First, you need low-glare, directional task lighting suspended directly over each play surface. For a billiards or pool table, this is a bright, shadowless LED lamp located about 80 to 95 centimeters above the tabletop. This height provides uniform light across the felt without glare or shadowing coming from the players. Such pendant-style billiard lights not only do a good job of this but also serve as the visual anchor points that establish the identity of each games table.
The second layer is the ambient lighting that spreads over the rest of the room. This should be warm and dimmable so that you can easily alter the mood between daytime and evening. The more inviting the warm, soft room light, the longer people are going to want to stay. And that’s a key metric you’ll want to influence.
Avoid recessed fluorescent grids. They bring in cold, flat light that creates room atmospheres in which nobody wants to linger.
Power infrastructure and technology
Every commercial games room needs a planned power grid before installation begins. Running extension cords across floor space is both a tripping hazard and a fire risk. Recessed floor outlets are the right approach, positioned at each game cluster. Dedicate a circuit for any high-draw arcade cabinets. Clear load calculation must be completed before the switchboard is finalized for installation.
High-bandwidth Wi-Fi is a must in modern commercial game rooms. Connected gaming consoles need reliable network access. In-venue leaderboard systems need access. Digital payment terminals need access. Plan the network infrastructure at the same time as the power, not as an afterthought.
Surge protection on all circuits that supply electronic equipment is also an installation best practice. A single power event can damage multiple machines simultaneously.
Balancing active and passive entertainment
A games room that works commercially is not just a bunch of kit – it’s a fine balance of energy levels and participation types. High-energy physical games will attract a type of player and create social energy that can help draw in people. But there will also be people in the venue who don’t want to play something physical, who simply want to watch, socialize, or play something a bit lower key.
Pairing active game zones with spectator seating and lower-key tabletop offers will ensure your space is actually usable by a broader range of people. It will also improve ancillary spend – guests with a comfy seat close to the action will often order more food and drink and stay longer!
Maintenance and asset lifecycle planning
The equipment you find in a commercial games room is a capital investment. Protecting it means following a regular maintenance program, not just calling someone to fix it when it’s broken.
Weekly leveling checks on the pool table will maintain consistent play and catch minor settling while it’s easy to correct. Monthly mechanical inspections of moving parts on arcade machines and air hockey will quickly identify worn components before they break when you’re most busy. Doing regular, timely felt re-clothing on the billiard tables adds years to the life of the cushions and keeps the tables looking great.

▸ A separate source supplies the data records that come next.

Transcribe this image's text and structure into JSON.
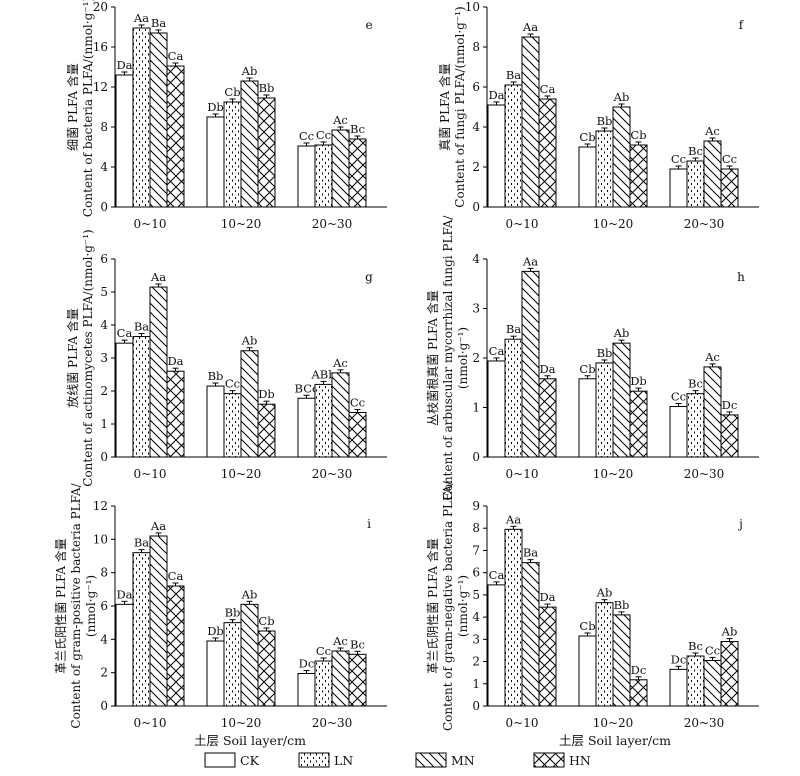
{
  "chart_data": [
    {
      "id": "e",
      "type": "bar",
      "panel_label": "e",
      "ylabel_cn": "细菌 PLFA 含量",
      "ylabel_en": "Content of bacteria PLFA/(nmol·g⁻¹)",
      "ylim": [
        0,
        20
      ],
      "yticks": [
        0,
        4,
        8,
        12,
        16,
        20
      ],
      "categories": [
        "0~10",
        "10~20",
        "20~30"
      ],
      "series": [
        {
          "name": "CK",
          "values": [
            13.2,
            9.0,
            6.1
          ],
          "labels": [
            "Da",
            "Db",
            "Cc"
          ]
        },
        {
          "name": "LN",
          "values": [
            17.9,
            10.5,
            6.2
          ],
          "labels": [
            "Aa",
            "Cb",
            "Cc"
          ]
        },
        {
          "name": "MN",
          "values": [
            17.4,
            12.6,
            7.7
          ],
          "labels": [
            "Ba",
            "Ab",
            "Ac"
          ]
        },
        {
          "name": "HN",
          "values": [
            14.1,
            10.9,
            6.8
          ],
          "labels": [
            "Ca",
            "Bb",
            "Bc"
          ]
        }
      ]
    },
    {
      "id": "f",
      "type": "bar",
      "panel_label": "f",
      "ylabel_cn": "真菌 PLFA 含量",
      "ylabel_en": "Content of fungi PLFA/(nmol·g⁻¹)",
      "ylim": [
        0,
        10
      ],
      "yticks": [
        0,
        2,
        4,
        6,
        8,
        10
      ],
      "categories": [
        "0~10",
        "10~20",
        "20~30"
      ],
      "series": [
        {
          "name": "CK",
          "values": [
            5.1,
            3.0,
            1.9
          ],
          "labels": [
            "Da",
            "Cb",
            "Cc"
          ]
        },
        {
          "name": "LN",
          "values": [
            6.1,
            3.8,
            2.3
          ],
          "labels": [
            "Ba",
            "Bb",
            "Bc"
          ]
        },
        {
          "name": "MN",
          "values": [
            8.5,
            5.0,
            3.3
          ],
          "labels": [
            "Aa",
            "Ab",
            "Ac"
          ]
        },
        {
          "name": "HN",
          "values": [
            5.4,
            3.1,
            1.9
          ],
          "labels": [
            "Ca",
            "Cb",
            "Cc"
          ]
        }
      ]
    },
    {
      "id": "g",
      "type": "bar",
      "panel_label": "g",
      "ylabel_cn": "放线菌 PLFA 含量",
      "ylabel_en": "Content of actinomycetes PLFA/(nmol·g⁻¹)",
      "ylim": [
        0,
        6
      ],
      "yticks": [
        0,
        1,
        2,
        3,
        4,
        5,
        6
      ],
      "categories": [
        "0~10",
        "10~20",
        "20~30"
      ],
      "series": [
        {
          "name": "CK",
          "values": [
            3.45,
            2.15,
            1.78
          ],
          "labels": [
            "Ca",
            "Bb",
            "BCc"
          ]
        },
        {
          "name": "LN",
          "values": [
            3.65,
            1.92,
            2.2
          ],
          "labels": [
            "Ba",
            "Cc",
            "ABb"
          ]
        },
        {
          "name": "MN",
          "values": [
            5.15,
            3.22,
            2.55
          ],
          "labels": [
            "Aa",
            "Ab",
            "Ac"
          ]
        },
        {
          "name": "HN",
          "values": [
            2.6,
            1.6,
            1.35
          ],
          "labels": [
            "Da",
            "Db",
            "Cc"
          ]
        }
      ]
    },
    {
      "id": "h",
      "type": "bar",
      "panel_label": "h",
      "ylabel_cn": "丛枝菌根真菌 PLFA 含量",
      "ylabel_en": "Content of arbuscular mycorrhizal fungi PLFA/",
      "ylabel_unit": "(nmol·g⁻¹)",
      "ylim": [
        0,
        4
      ],
      "yticks": [
        0,
        1,
        2,
        3,
        4
      ],
      "categories": [
        "0~10",
        "10~20",
        "20~30"
      ],
      "series": [
        {
          "name": "CK",
          "values": [
            1.94,
            1.58,
            1.02
          ],
          "labels": [
            "Ca",
            "Cb",
            "Cc"
          ]
        },
        {
          "name": "LN",
          "values": [
            2.38,
            1.9,
            1.28
          ],
          "labels": [
            "Ba",
            "Bb",
            "Bc"
          ]
        },
        {
          "name": "MN",
          "values": [
            3.75,
            2.3,
            1.82
          ],
          "labels": [
            "Aa",
            "Ab",
            "Ac"
          ]
        },
        {
          "name": "HN",
          "values": [
            1.58,
            1.33,
            0.85
          ],
          "labels": [
            "Da",
            "Db",
            "Dc"
          ]
        }
      ]
    },
    {
      "id": "i",
      "type": "bar",
      "panel_label": "i",
      "ylabel_cn": "革兰氏阳性菌 PLFA 含量",
      "ylabel_en": "Content of gram-positive bacteria PLFA/",
      "ylabel_unit": "(nmol·g⁻¹)",
      "ylim": [
        0,
        12
      ],
      "yticks": [
        0,
        2,
        4,
        6,
        8,
        10,
        12
      ],
      "categories": [
        "0~10",
        "10~20",
        "20~30"
      ],
      "series": [
        {
          "name": "CK",
          "values": [
            6.1,
            3.9,
            1.95
          ],
          "labels": [
            "Da",
            "Db",
            "Dc"
          ]
        },
        {
          "name": "LN",
          "values": [
            9.2,
            5.0,
            2.7
          ],
          "labels": [
            "Ba",
            "Bb",
            "Cc"
          ]
        },
        {
          "name": "MN",
          "values": [
            10.2,
            6.1,
            3.3
          ],
          "labels": [
            "Aa",
            "Ab",
            "Ac"
          ]
        },
        {
          "name": "HN",
          "values": [
            7.2,
            4.5,
            3.1
          ],
          "labels": [
            "Ca",
            "Cb",
            "Bc"
          ]
        }
      ]
    },
    {
      "id": "j",
      "type": "bar",
      "panel_label": "j",
      "ylabel_cn": "革兰氏阴性菌 PLFA 含量",
      "ylabel_en": "Content of gram-negative bacteria PLFA/",
      "ylabel_unit": "(nmol·g⁻¹)",
      "ylim": [
        0,
        9
      ],
      "yticks": [
        0,
        1,
        2,
        3,
        4,
        5,
        6,
        7,
        8,
        9
      ],
      "categories": [
        "0~10",
        "10~20",
        "20~30"
      ],
      "series": [
        {
          "name": "CK",
          "values": [
            5.45,
            3.15,
            1.65
          ],
          "labels": [
            "Ca",
            "Cb",
            "Dc"
          ]
        },
        {
          "name": "LN",
          "values": [
            7.95,
            4.65,
            2.25
          ],
          "labels": [
            "Aa",
            "Ab",
            "Bc"
          ]
        },
        {
          "name": "MN",
          "values": [
            6.45,
            4.1,
            2.05
          ],
          "labels": [
            "Ba",
            "Bb",
            "Cc"
          ]
        },
        {
          "name": "HN",
          "values": [
            4.45,
            1.18,
            2.9
          ],
          "labels": [
            "Da",
            "Dc",
            "Ab"
          ]
        }
      ]
    }
  ],
  "xlabel": "土层 Soil layer/cm",
  "legend": {
    "placement": "bottom",
    "items": [
      {
        "name": "CK",
        "pattern": "none"
      },
      {
        "name": "LN",
        "pattern": "dots"
      },
      {
        "name": "MN",
        "pattern": "diagonal"
      },
      {
        "name": "HN",
        "pattern": "crosshatch"
      }
    ]
  }
}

In addition, a parts inventory for the machines your guests love to play creates a short down time after a failure. A table that’s down for a week while you’re waiting for a replacement part is lost revenue and a degraded customer experience.
Game room equipment should be treated like any other revenue-producing asset in your facility. Meaning: scheduled attention, documented service history, and replacement budgets incorporated in your annual operating costs.